Malicious Algorithm's Progress is obviously a commentary on current technological politics, cybersecurity and the implication of the ethics of AI use. From the looks of the cover art, the song titles and the band's name, I think I'm safe in assuming that it's all of a dubious, tech-averse vantage.
Progress is tonally and sonically the band's best effort to date. The album boasts a huge low end that distorts the riffs in a sizzle of gain and overdrive. Progress plays like it's filtered through a torn speaker cone played at max volume. Intentionally muddied and grimed, Malicious Algorithm aren't concerned with any sort of pomp or polish. Songs are calamitous and ugly, marred with vocal fry and blast beats, but in the best ways. The band's three pronged vocals and tumbling instrumentation is still as tight as one would expect from cymbal choking powerviolence.

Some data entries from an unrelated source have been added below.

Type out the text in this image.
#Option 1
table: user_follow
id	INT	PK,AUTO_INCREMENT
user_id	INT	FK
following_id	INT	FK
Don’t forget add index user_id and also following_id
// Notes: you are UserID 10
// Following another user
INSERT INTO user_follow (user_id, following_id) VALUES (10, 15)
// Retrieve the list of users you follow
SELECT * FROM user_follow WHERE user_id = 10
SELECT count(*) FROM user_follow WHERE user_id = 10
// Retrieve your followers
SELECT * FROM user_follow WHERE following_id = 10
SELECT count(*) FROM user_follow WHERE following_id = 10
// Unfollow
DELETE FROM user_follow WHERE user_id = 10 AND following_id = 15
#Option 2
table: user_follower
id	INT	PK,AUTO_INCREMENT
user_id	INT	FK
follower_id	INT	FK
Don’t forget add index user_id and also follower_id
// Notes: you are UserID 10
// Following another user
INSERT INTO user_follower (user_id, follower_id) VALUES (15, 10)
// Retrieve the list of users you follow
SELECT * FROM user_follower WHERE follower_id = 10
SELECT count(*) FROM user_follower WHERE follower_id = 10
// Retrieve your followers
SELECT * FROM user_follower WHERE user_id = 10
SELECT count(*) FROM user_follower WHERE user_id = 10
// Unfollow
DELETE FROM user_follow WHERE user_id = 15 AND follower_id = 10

The band includes a heavy Dystopia styled sludge-crust influence on Progress, especially on the A side. Tracks like, "When You Die In the Metaverse, You Die In Real Life," "Executed For Time Theft," and "Loose Screw" really emphasize the band's slow paced sludge stylings. And to be honest, I found these segments to be a tad bit tedious. The juxtaposition of blasting-fast and glacially-slow is nothing new in grindcore and is par for the course with powerviolence, yet these down tempo tracks on Progress aren't my favorite. Fortunately, most of the previously mentioned tracks tend to speed up towards their conclusions, and the album seems to pick up towards its second half.
Malicious Algorithm's current sludge-scuzzed, crust punk caked mix of powerviolence and grindcore is what I wish Man Is The Bastard sounded like rather than what Man Is The Bastard actually sounds like.
Malicious Algorithm are part of the current down and dirty grindcore scene that's blistering out of California right now. The band and their latest cassette tape are an aggressively caustic and manic assault of techno-dystopianism grindcore channeled through the white noise of television snow. The heavy bass and brash equalization clipping when mixed with the rabid vocal delivery and tumultuously bloodied instrumentalization makes for a whiplashed tempoed release. The music might be low-fi, but it's still a tight, heavy and concussive brand of grinding powerviolence.